Newborn babies who suffer from opioid withdrawal might have shorter hospital stays and less need for medications if they stay in a room with their mother instead of being sent to intensive care, a research review says.

Researchers examined data from six previously published studies with a total of 549 babies. Compared to opioid-exposed newborns treated in neonatal intensive care units (NICUs), infants who “roomed-in” with their mothers were 63 % less likely to receive drugs like morphine or methadone for withdrawal symptoms, the study found.

With rooming-in, these babies also tended to leave the hospital about ten days sooner than infants treated in the NICU, a difference that might be explained by fewer complications or better quality care.

“Our findings support rooming-in as the standard of care for opioid-exposed newborns, suggesting that mothers should be viewed as the first-line treatment for these infants,” said study co-author Kanak Verma, a researcher at the Geisel School of Medicine at Dartmouth in Hanover, New Hampshire.

Within days after delivery, babies exposed to opioids during pregnancy can develop neonatal abstinence syndrome, which can include increased muscle tone, tremors, sweating, vomiting, and diarrhea.

Amid a worsening national opioid crisis, a growing number of infants are being born addicted to these narcotics and suffering withdrawal symptoms. Between 1999 and 2013, the proportion of infants with neonatal abstinence syndrome surged from 1.5 in 1,000 to 6 in 1,000, researchers note in JAMA Pediatrics.

Standard care for these babies often includes a stint in the NICU and medications to ease withdrawal symptoms. But the current findings offer fresh evidence that opioid-exposed babies – like other newborns – may benefit more from a mother’s touch than the exposure to bright lights and loud sounds in the NICU.

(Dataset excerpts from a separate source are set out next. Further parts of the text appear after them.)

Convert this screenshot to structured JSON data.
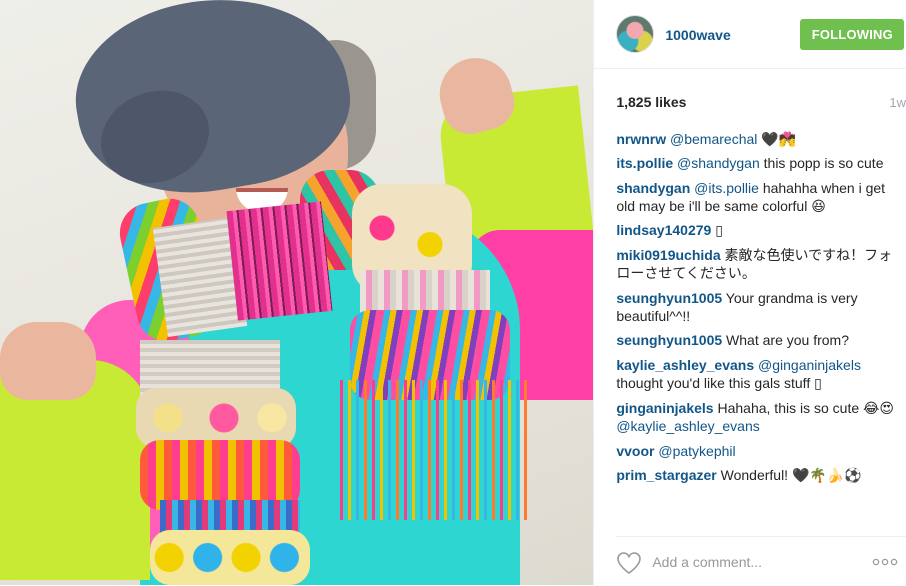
{
  "post": {
    "image_alt": "Smiling elderly woman in a denim cap and neon sweater wearing a colorful knitted scarf"
  },
  "header": {
    "username": "1000wave",
    "follow_label": "FOLLOWING",
    "avatar_icon": "profile-avatar"
  },
  "stats": {
    "likes": "1,825 likes",
    "age": "1w"
  },
  "comments": [
    {
      "author": "nrwnrw",
      "mention": "@bemarechal",
      "text": " 🖤💏"
    },
    {
      "author": "its.pollie",
      "mention": "@shandygan",
      "text": " this popp is so cute"
    },
    {
      "author": "shandygan",
      "mention": "@its.pollie",
      "text": " hahahha when i get old may be i'll be same colorful 😆"
    },
    {
      "author": "lindsay140279",
      "mention": "",
      "text": " ▯"
    },
    {
      "author": "miki0919uchida",
      "mention": "",
      "text": " 素敵な色使いですね！フォローさせてください。"
    },
    {
      "author": "seunghyun1005",
      "mention": "",
      "text": " Your grandma is very beautiful^^!!"
    },
    {
      "author": "seunghyun1005",
      "mention": "",
      "text": " What are you from?"
    },
    {
      "author": "kaylie_ashley_evans",
      "mention": "@ginganinjakels",
      "text": " thought you'd like this gals stuff ▯"
    },
    {
      "author": "ginganinjakels",
      "mention": "",
      "text": " Hahaha, this is so cute 😂😍 ",
      "mention_after": "@kaylie_ashley_evans"
    },
    {
      "author": "vvoor",
      "mention": "@patykephil",
      "text": ""
    },
    {
      "author": "prim_stargazer",
      "mention": "",
      "text": " Wonderful! 🖤🌴🍌⚽"
    }
  ],
  "footer": {
    "comment_placeholder": "Add a comment...",
    "like_icon": "heart-icon",
    "more_icon": "more-options-icon"
  },
  "colors": {
    "link": "#125688",
    "follow_button": "#70c050",
    "muted": "#a5a7aa"
  }
}
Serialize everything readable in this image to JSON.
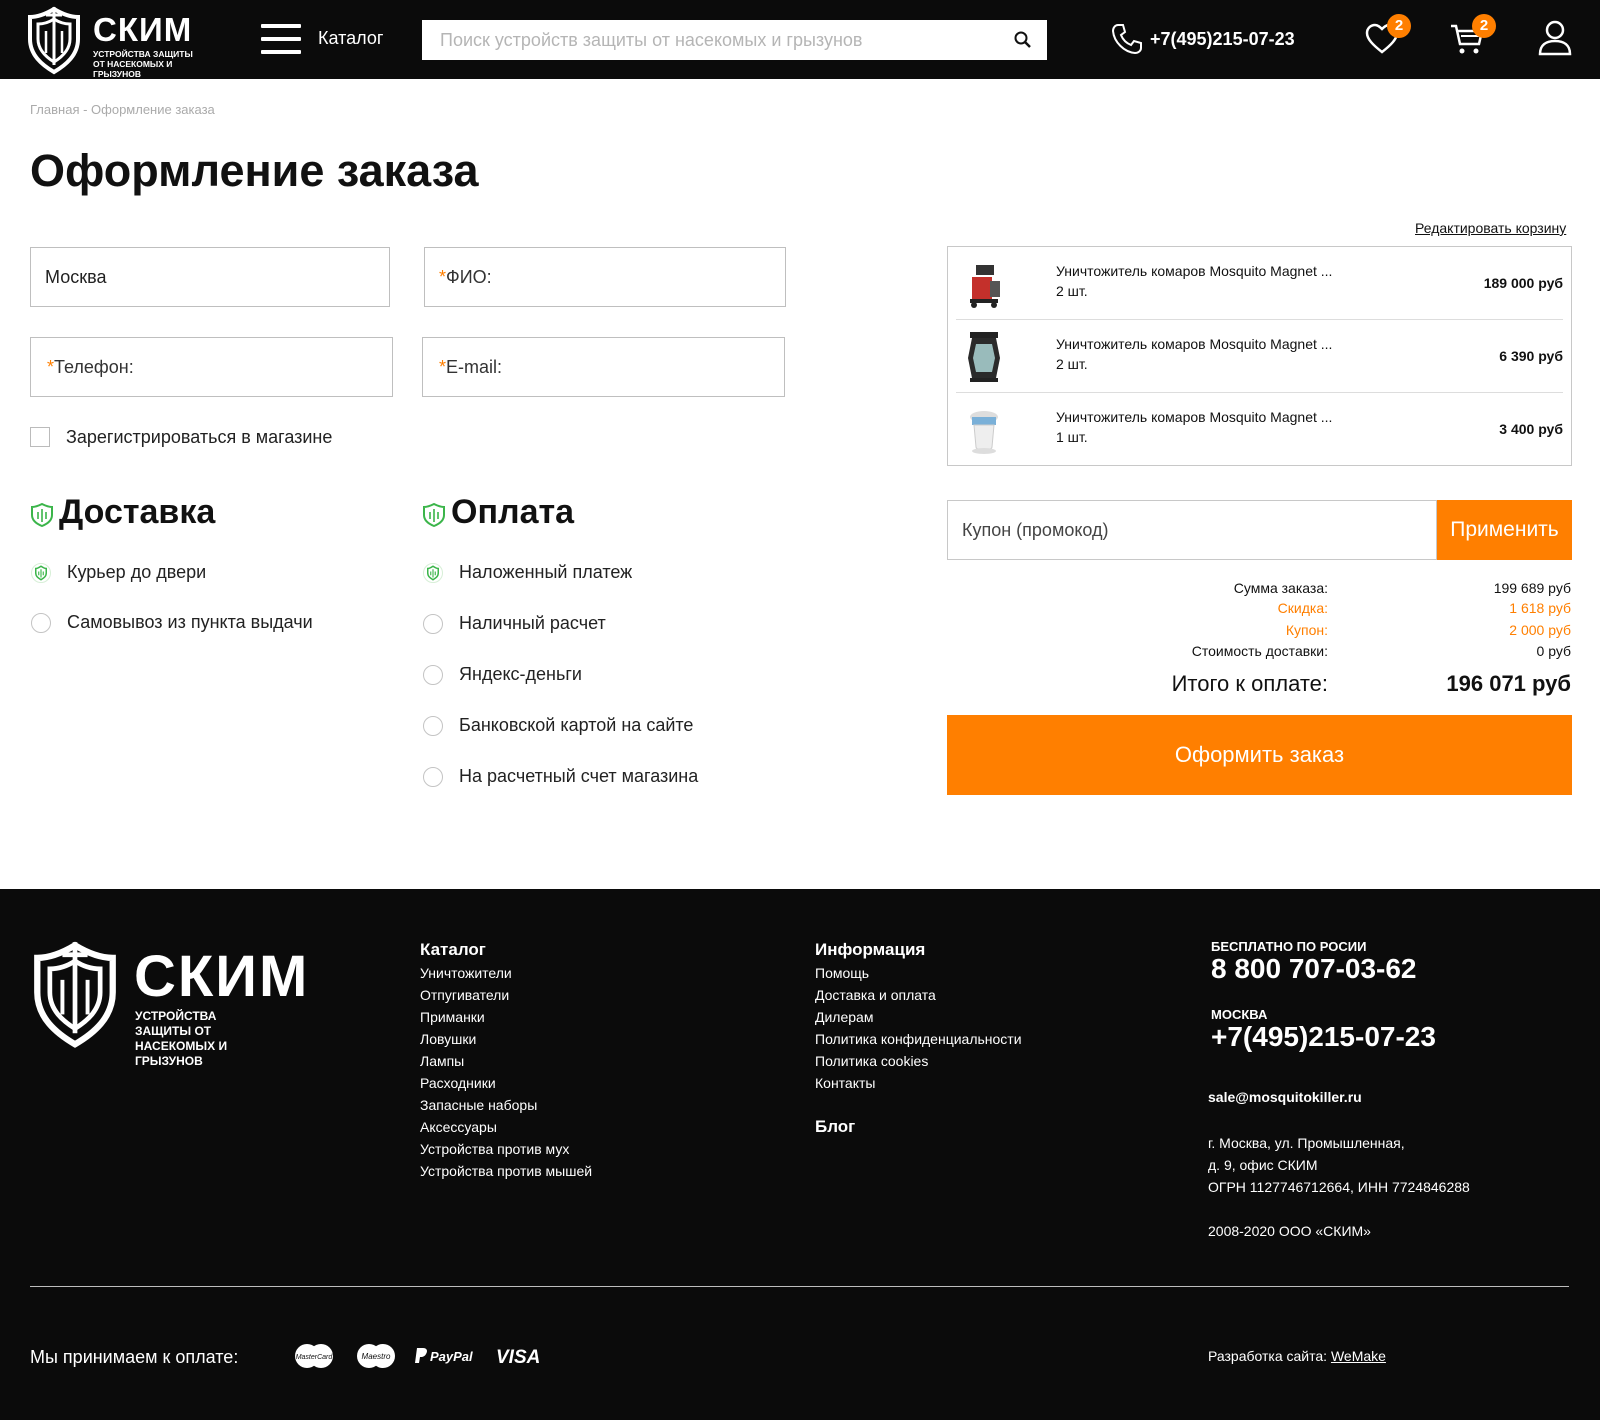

“We believe that room-in improves outcomes by optimizing early bonding and facilitating attachment between mother and infant,” Verma said by email. “Parents and caregivers have an opportunity to take a more active role in their infant’s care, allowing for increased skin-to-skin contact, breastfeeding and cuddling with their newborn.”

Babies appeared to have a higher likelihood of breastfeeding and better odds of being discharged home to live with their family after rooming-in than after a stay in the NICU, although few studies in the analysis examined this.

Three of the studies in the current analysis also suggested that the cost of care may be cheaper with rooming-in than with the NICU.

The study wasn’t a controlled experiment designed to prove whether or how rooming-in might directly improve outcomes or lower costs for treating opioid-exposed newborns.

Another drawback is that the smaller studies in the analysis used a variety of designs and measured different things, making it hard to measure the effects of rooming-in, the authors note.

While the studies add to the evidence that rooming-in may benefit babies, in the case of neonatal abstinence syndrome hospitals must ensure that the mothers are drug-free and able to care for infants before choosing this option instead of the NICU, said Joshua Brown, a researcher at the University of Florida College of Pharmacy in Gainesville who wasn’t involved in the study.

“No matter newborn status/health, rooming-in should be advocated to increase skin-to-skin time, breastfeeding and a loving environment,” Brown said by email. “However, the health and safety of a newborn have to be defended, and in the case of neonatal abstinence syndrome births, the mothers’ situation must be thoroughly vetted by hospital staff to ensure that the room environment is safe and nurturing and breast milk is free of opioids.”